How we cite our quotes:
It little profits that an idle king,
By this still hearth, among these barren crags,
Matched with an aged wife, I mete and dole
unequal laws (1-3)
You know what Instant Messenger says if you don't touch it for a while? It says "idle," as in not active or moving. Well Ulysses is idle too, and because he's "idle" or just sitting around, he's bored. And he's bored because Ithaca is boring; the hearth is "still" and the crags are "barren," which means they're practically lifeless. Why would Ulysses want to stay here when he could go find a one-eyed monster somewhere?
How dull it is to pause, to make an end,
To rust unburnished, not to shine in use (22-3)
Ulysses elaborates more fully on his sense of dissatisfaction; a knife or sword is meant to be used, and if it's not used it gathers "rust," which means it stops being shiny. Ulysses feels that because he's stopped moving he's losing his luster, becoming just another "dull," "unburnished" sword hanging in the garage.
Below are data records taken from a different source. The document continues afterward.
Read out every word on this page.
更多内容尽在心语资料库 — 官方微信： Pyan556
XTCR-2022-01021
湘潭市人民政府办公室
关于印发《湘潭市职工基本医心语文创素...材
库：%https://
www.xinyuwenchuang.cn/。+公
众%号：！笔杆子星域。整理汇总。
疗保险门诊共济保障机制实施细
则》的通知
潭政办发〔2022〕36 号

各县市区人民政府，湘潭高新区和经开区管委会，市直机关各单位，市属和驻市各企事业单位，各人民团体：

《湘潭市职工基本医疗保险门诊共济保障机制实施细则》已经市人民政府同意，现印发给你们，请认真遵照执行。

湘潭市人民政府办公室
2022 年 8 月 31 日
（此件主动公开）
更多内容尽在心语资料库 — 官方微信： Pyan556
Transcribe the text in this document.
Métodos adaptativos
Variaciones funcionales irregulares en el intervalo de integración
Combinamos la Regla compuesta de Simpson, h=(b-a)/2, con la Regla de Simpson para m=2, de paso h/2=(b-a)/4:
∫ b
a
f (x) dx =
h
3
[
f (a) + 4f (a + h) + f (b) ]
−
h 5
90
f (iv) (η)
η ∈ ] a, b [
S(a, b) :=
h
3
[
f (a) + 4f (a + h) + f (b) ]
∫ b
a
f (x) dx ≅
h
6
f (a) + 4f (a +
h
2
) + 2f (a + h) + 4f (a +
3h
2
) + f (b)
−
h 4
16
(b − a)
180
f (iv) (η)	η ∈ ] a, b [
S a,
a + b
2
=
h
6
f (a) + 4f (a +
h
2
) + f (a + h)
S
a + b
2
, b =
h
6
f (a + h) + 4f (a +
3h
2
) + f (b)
As though to breathe were life! Life piled on life
Were all too little (24-5)
Ulysses isn't happy to just be alive; the body's functions do not make life. He sees his subjects as drones who do nothing but "hoard, and sleep, and feed" (5), and the danger is that Ulysses might become more like his subjects than is appropriate for a king. Even if he gets out of Ithaca, though, Ulysses implies that he would still be unsatisfied: even several lifetimes wouldn't be enough for him! He is either exaggerating, displaying a desire for experience that is more insatiable than average, or showing that he can't ever be satisfied, at least not in this life.